By Albert Amateau
The Department of Education on July 28 affirmed that 26 Broadway, an office building near Bowling Green, is the top choice for a new Greenwich Village Middle School for the 2010 school year. But parents of the school in the overcrowded building on Hudson St. wish there were other options.
“We remain disappointed that the D.O.E. has not been able to come up with space in the Village — and at the same time, we do not want to be temporarily located, only to be moved again in a year or two,” Lisa Bernhard, a G.V.M.S. parent and leader of the school’s parent-teacher association, said last week.
“On the other hand, 26 Broadway is a newly renovated facility that will offer our kids a comfortable, spacious place to learn. Believe me, that’s got to be better than where we are now,” Bernhard added, referring to the over-capacity building at Hudson and Grove Sts. in the Village that the middle school has been sharing for a decade with P.S. 3.
John White, head of the D.O.E. Office for Portfolio Development, said the proposal to renovate the sixth and seventh floors of 26 Broadway for the Village middle school made sense.

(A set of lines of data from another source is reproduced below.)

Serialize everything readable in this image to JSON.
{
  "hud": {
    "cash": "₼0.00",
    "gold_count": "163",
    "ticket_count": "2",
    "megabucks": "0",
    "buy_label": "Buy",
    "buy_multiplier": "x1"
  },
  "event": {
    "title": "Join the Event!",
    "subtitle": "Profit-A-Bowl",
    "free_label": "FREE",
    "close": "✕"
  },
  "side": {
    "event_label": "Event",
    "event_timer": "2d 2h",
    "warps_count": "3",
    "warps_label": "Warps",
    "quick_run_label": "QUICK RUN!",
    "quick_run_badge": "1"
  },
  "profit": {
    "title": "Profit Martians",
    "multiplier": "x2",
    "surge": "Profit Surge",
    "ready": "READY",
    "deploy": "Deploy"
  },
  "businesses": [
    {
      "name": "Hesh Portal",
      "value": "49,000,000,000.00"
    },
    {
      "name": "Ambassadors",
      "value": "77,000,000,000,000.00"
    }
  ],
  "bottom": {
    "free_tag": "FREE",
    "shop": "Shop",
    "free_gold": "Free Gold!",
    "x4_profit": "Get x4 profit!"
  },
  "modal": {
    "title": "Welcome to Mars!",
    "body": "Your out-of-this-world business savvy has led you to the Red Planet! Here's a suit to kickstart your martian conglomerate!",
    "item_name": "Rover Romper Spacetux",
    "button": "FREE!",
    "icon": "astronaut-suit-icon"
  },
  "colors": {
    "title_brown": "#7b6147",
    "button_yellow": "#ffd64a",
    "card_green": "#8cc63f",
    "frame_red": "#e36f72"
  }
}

The space could be ready for students by the opening of school in September 2010 and would be a long-term solution, not for just a year or two, he explained.
Of the 222 students currently enrolled in G.V.M.S., only 18 live in the Greenwich Village district, whose zoned elementary schools are P.S. 3 and P.S. 41, said White. The others are from Chelsea and Chinatown, and some are from the Tribeca district zoned for P.S. 234 and P.S. 89, he said.
Most of the city’s middle schools are not zoned and can accept students from any neighborhood in the district. District 2, however, is very large and includes Lower Manhattan, Chinatown, the Village, Chelsea, Clinton and the Upper East Side.
Bernhard said that parents who sent their children to G.V.M.S. made their decisions on several factors.
“For some people, the neighborhood was a significant draw,” Bernhard said.
Parents of G.V.M.S. students have looked at other options, Bernhard said. But they found that Bayard Rustin on W. 18th St was fully committed and P.S. 33 on W. 27th St. “was not a great location for us” and was being considered for a new location for the Clinton School for Writers and Artists. Bernhard acknowledged that the Legacy School on E. 14th near Fifth Ave. was phasing out its middle school but not the high school.
However, District 2 Community Education Council members noted last week that the state-owned building at 75 Morton St. has been the community’s preference for more than a year.
During the past year, elected officials, including state Senator Tom Duane, Manhattan Borough President Scott Stringer and City Council Speaker Christine Quinn, have been urging state and city officials to make two floors of 75 Morton St. available for a neighborhood school. But Bernhard said it became clear to her that the building would not be ready by the beginning of the school year in 2010.
“The elevators need replacing, asbestos needs to be dealt with and a state office would have to move,” Bernhard said. “And if that is indeed the case, I think 75 Morton might still be a possible school location, just not in time for G.V.M.S.”
Rebecca Daniels, outgoing president of the District 2 C.E.C., said last week that she still believes 75 Morton St. could be ready for school use by 2010 if political will were there. She noted that D.O.E. was able to lease the Our Lady of Good Counsel School on E. 90th St. and intends to have it ready in three months in time for the 2009 school year.
“That involved dealing with the archdiocese, and it wasn’t an easy thing to do,” Daniels said.
White said last week that he intended to raise the subject of the Village middle school at the next District 2 Community Education Council meeting on Aug. 12.
Mary D. Silver, member of the District 2 C.E.C. said, “I don’t think the current parent body of G.V.M.S. was looking to turn the school into the Financial District Middle School. And because District 2 is going through a near-comprehensive makeover involving school relocations, new construction and zoning issues to accommodate overcrowding and population growth, we need to approach such moves collectively. We’ve got to approach the District 2 map strategically.”
Last week Mayor Bloomberg and Schools Chancellor Joel Klein were jubilant at the state Senate’s 47-to-8 renewal on Aug. 6 of mayoral control of the city school system until June 2015. Amendments providing an independent training center for parents, a stronger role for district superintendents, a new state Senate oversight of the Panel on Education Policy, independent auditing of achievement data and a requirement that C.E.C.’s reserve seats for parents of English-language learners and special-education students, will require a vote by the Assembly before school starts.
Nevertheless, the Parents Commission on School Governance, a group that demanded that the mayor share school control with parents, said it was disappointed in the state Senate action despite the amendments that the group has approved.
The group issued a statement saying the bill would provide “insufficient checks and balances to continued autocratic mayoral control and unwise educational policies.” Parents would still not have a real voice in the school system, the statement said, noting, “Community Education Councils, School Leadership Teams and public school parents in all areas of the city will remain largely powerless.”
The group thanked the eight state senators, including Tom Duane and Bill Perkins, both of Manhattan, who voted against the Senate bill.